On July 29, West Virginia, US-based, CONSOL Energy, a producer of metallurgical coal among other fuel products, issued its financial results for the second quarter of 2010, posting increased sales revenues as a result of rocketing coal sales.
 
According to the financial results, sales revenues increased 20 percent to $1.29 billion for the second quarter of 2010 compared to $1.07 billion for the second quarter of 2009, with the coal division contributing a record $1 billion towards the total, as compared to $841 million in the year-earlier quarter.
Adjusted EBITDA was $350 million for the quarter ended June 30, 2010, or 18 percent higher than the $297 million reported in the year-earlier quarter.

Net income of $67 million in the second quarter compares with $113 million in the second quarter of 2009. The reason for the fall was the rise in total expenses as the cost per ton for thermal coal used to generate electricity increased and interest expenses jumped in connection to the purchase of Dominion Resources Inc.'s natural gas production business earlier this year. Metallurgical coal shipments also fell compared to the first quarter of the year.

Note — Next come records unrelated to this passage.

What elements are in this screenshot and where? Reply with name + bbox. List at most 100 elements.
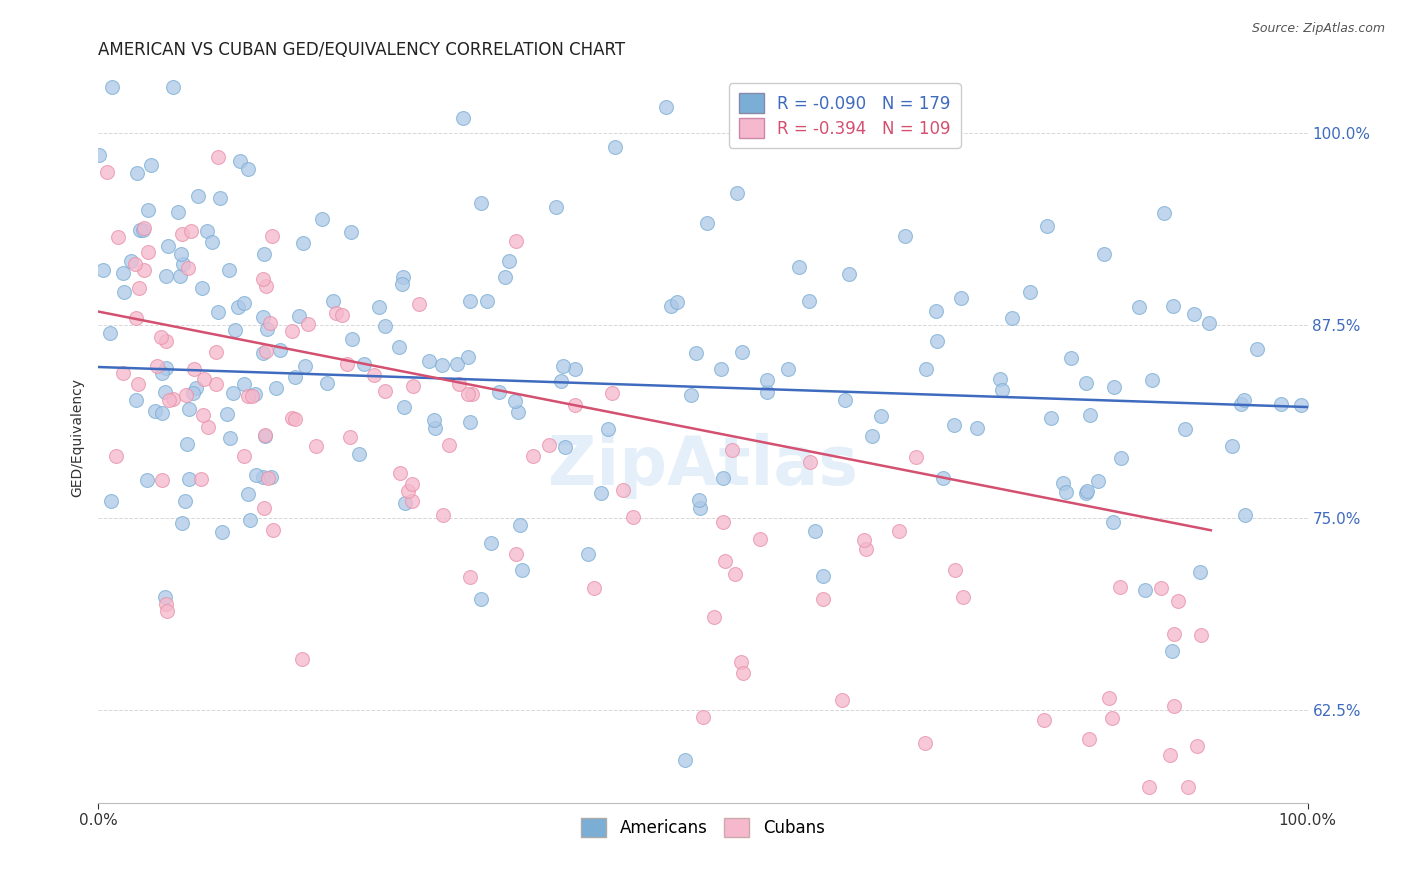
Point <box>1001 311 1024 326</box>
Point <box>132 223 155 237</box>
Point <box>1163 299 1185 313</box>
Point <box>401 477 423 491</box>
Point <box>177 401 200 416</box>
Point <box>162 79 184 94</box>
Point <box>257 471 280 485</box>
Point <box>155 597 177 611</box>
Point <box>156 239 179 253</box>
Point <box>236 388 259 402</box>
Point <box>1163 627 1185 641</box>
Point <box>105 449 128 463</box>
Point <box>218 431 240 445</box>
Point <box>942 417 965 432</box>
Point <box>240 388 263 402</box>
Point <box>506 405 529 419</box>
Point <box>145 359 167 374</box>
Point <box>1188 565 1211 579</box>
Point <box>197 419 219 434</box>
Point <box>190 472 212 486</box>
Point <box>804 524 827 539</box>
Point <box>1087 474 1109 488</box>
Point <box>1076 376 1098 391</box>
Point <box>553 359 575 373</box>
Point <box>180 224 202 238</box>
Point <box>860 429 883 443</box>
Point <box>1039 410 1062 425</box>
Point <box>253 428 276 442</box>
Point <box>155 361 177 376</box>
Point <box>1177 780 1199 795</box>
Point <box>966 421 988 435</box>
Point <box>388 466 411 480</box>
Point <box>157 393 180 408</box>
Point <box>725 186 748 201</box>
Point <box>564 398 586 412</box>
Point <box>139 158 162 172</box>
Point <box>889 524 911 538</box>
Point <box>1076 484 1098 499</box>
Point <box>811 591 834 606</box>
Point <box>564 362 586 376</box>
Point <box>245 468 267 483</box>
Point <box>339 430 361 444</box>
Point <box>176 437 198 451</box>
Point <box>401 493 423 508</box>
Point <box>264 381 287 395</box>
Point <box>187 189 209 203</box>
Point <box>510 564 533 578</box>
Point <box>1092 247 1115 261</box>
Point <box>363 368 385 382</box>
Point <box>256 321 278 335</box>
Point <box>129 223 152 237</box>
Point <box>112 366 135 380</box>
Point <box>236 487 259 501</box>
Point <box>1101 711 1123 725</box>
Point <box>253 428 276 442</box>
Point <box>336 358 359 372</box>
Point <box>322 294 344 309</box>
Point <box>218 263 240 277</box>
Point <box>600 386 623 401</box>
Point <box>176 260 198 275</box>
Point <box>128 281 150 295</box>
Point <box>723 566 745 581</box>
Point <box>612 483 634 497</box>
Point <box>925 303 948 318</box>
Point <box>149 329 172 343</box>
Point <box>1189 627 1212 641</box>
Point <box>1133 583 1156 598</box>
Point <box>392 270 415 285</box>
Point <box>132 221 155 235</box>
Point <box>720 442 742 457</box>
Point <box>284 412 307 426</box>
Point <box>254 344 277 359</box>
Point <box>252 470 274 484</box>
Point <box>1291 398 1313 412</box>
Point <box>136 245 159 260</box>
Point <box>894 228 917 243</box>
Point <box>583 581 606 595</box>
Point <box>156 604 179 618</box>
Point <box>423 421 446 435</box>
Point <box>294 359 316 374</box>
Point <box>127 165 149 179</box>
Point <box>603 139 626 153</box>
Point <box>353 357 375 371</box>
Point <box>260 229 283 244</box>
Text: Source: ZipAtlas.com: Source: ZipAtlas.com <box>1251 22 1385 36</box>
Point <box>423 413 446 427</box>
Point <box>125 310 148 325</box>
Point <box>799 455 821 469</box>
Point <box>1080 409 1102 423</box>
Point <box>1102 515 1125 529</box>
Point <box>252 272 274 286</box>
Point <box>269 343 291 358</box>
Point <box>665 295 688 310</box>
Legend: Americans, Cubans: Americans, Cubans <box>574 810 832 846</box>
Point <box>710 362 733 376</box>
Text: AMERICAN VS CUBAN GED/EQUIVALENCY CORRELATION CHART: AMERICAN VS CUBAN GED/EQUIVALENCY CORREL… <box>98 41 626 59</box>
Point <box>155 268 177 283</box>
Point <box>505 547 527 561</box>
Point <box>1234 508 1257 522</box>
Point <box>112 285 135 300</box>
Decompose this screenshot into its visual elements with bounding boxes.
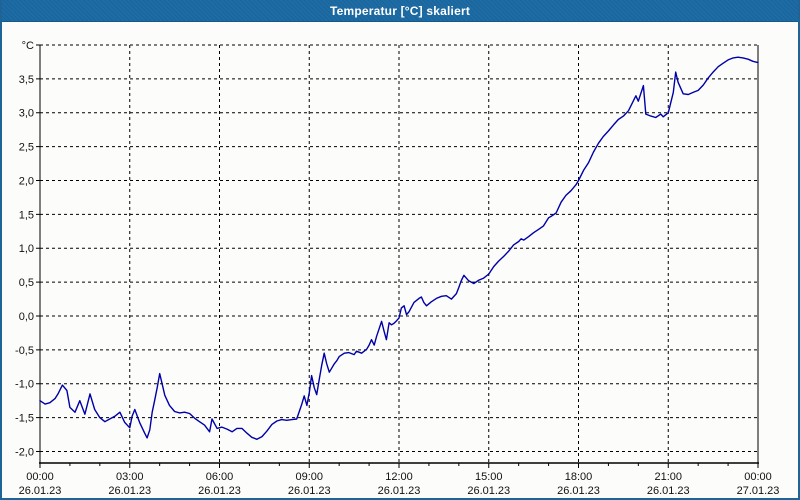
y-tick-label: 3,0 xyxy=(19,108,34,120)
y-tick-label: -1,5 xyxy=(15,413,34,425)
x-tick-date-label: 26.01.23 xyxy=(108,485,151,497)
axis-ticks xyxy=(36,44,759,468)
x-tick-date-label: 26.01.23 xyxy=(378,485,421,497)
window-title: Temperatur [°C] skaliert xyxy=(329,3,471,18)
y-tick-label: 2,5 xyxy=(19,142,34,154)
x-tick-time-label: 12:00 xyxy=(385,471,413,483)
y-tick-label: 1,5 xyxy=(19,209,34,221)
y-tick-label: 0,0 xyxy=(19,311,34,323)
grid-lines xyxy=(40,44,758,463)
x-tick-date-label: 27.01.23 xyxy=(737,485,780,497)
x-tick-time-label: 06:00 xyxy=(206,471,234,483)
series-lines xyxy=(39,56,759,440)
x-tick-time-label: 18:00 xyxy=(565,471,593,483)
x-tick-time-label: 09:00 xyxy=(295,471,323,483)
y-tick-label: 0,5 xyxy=(19,277,34,289)
x-tick-time-label: 03:00 xyxy=(116,471,144,483)
x-tick-time-label: 00:00 xyxy=(26,471,54,483)
temperature-series-line xyxy=(39,56,759,440)
y-tick-label: 3,5 xyxy=(19,74,34,86)
y-tick-label: -1,0 xyxy=(15,379,34,391)
temperature-chart: °C 3,5 3,0 2,5 2,0 1,5 1,0 0,5 0,0 -0,5 -1,0 -1,5 -2… xyxy=(15,40,780,497)
x-tick-time-label: 15:00 xyxy=(475,471,503,483)
x-tick-time-label: 00:00 xyxy=(744,471,772,483)
x-axis-labels: 00:00 26.01.23 03:00 26.01.23 06:00 26.01.23 0… xyxy=(19,471,780,497)
x-tick-date-label: 26.01.23 xyxy=(198,485,241,497)
x-tick-date-label: 26.01.23 xyxy=(557,485,600,497)
x-tick-date-label: 26.01.23 xyxy=(467,485,510,497)
y-tick-label: -2,0 xyxy=(15,446,34,458)
y-axis-labels: °C 3,5 3,0 2,5 2,0 1,5 1,0 0,5 0,0 -0,5 -1,0 -1,5 -2… xyxy=(15,40,34,458)
x-tick-date-label: 26.01.23 xyxy=(19,485,62,497)
y-axis-unit-label: °C xyxy=(22,40,34,52)
x-tick-date-label: 26.01.23 xyxy=(288,485,331,497)
y-tick-label: 1,0 xyxy=(19,243,34,255)
chart-plot-area: °C 3,5 3,0 2,5 2,0 1,5 1,0 0,5 0,0 -0,5 -1,0 -1,5 -2… xyxy=(2,22,798,498)
x-tick-date-label: 26.01.23 xyxy=(647,485,690,497)
x-tick-time-label: 21:00 xyxy=(654,471,682,483)
y-tick-label: 2,0 xyxy=(19,175,34,187)
window-titlebar[interactable]: Temperatur [°C] skaliert xyxy=(2,0,798,22)
y-tick-label: -0,5 xyxy=(15,345,34,357)
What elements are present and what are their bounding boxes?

The company produced 1 million mt of low-volatile metallurgical coal, 0.7 million mt of high-volatile metallurgical coal, and 13.2 million tons of thermal coal, for a total of 14.9 million mt. The company sold all 1.7 million mt of metallurgical coal it produced within the quarter.

On the metallurgical coal outlook, CONSOL said, "Given the continued projected growth in the Chinese economy, the shortage of high quality metallurgical coal and relatively low steel inventories, we anticipate that the metallurgical coal markets will continue to provide strong long-term pricing similar to what we have seen in the first half of 2010."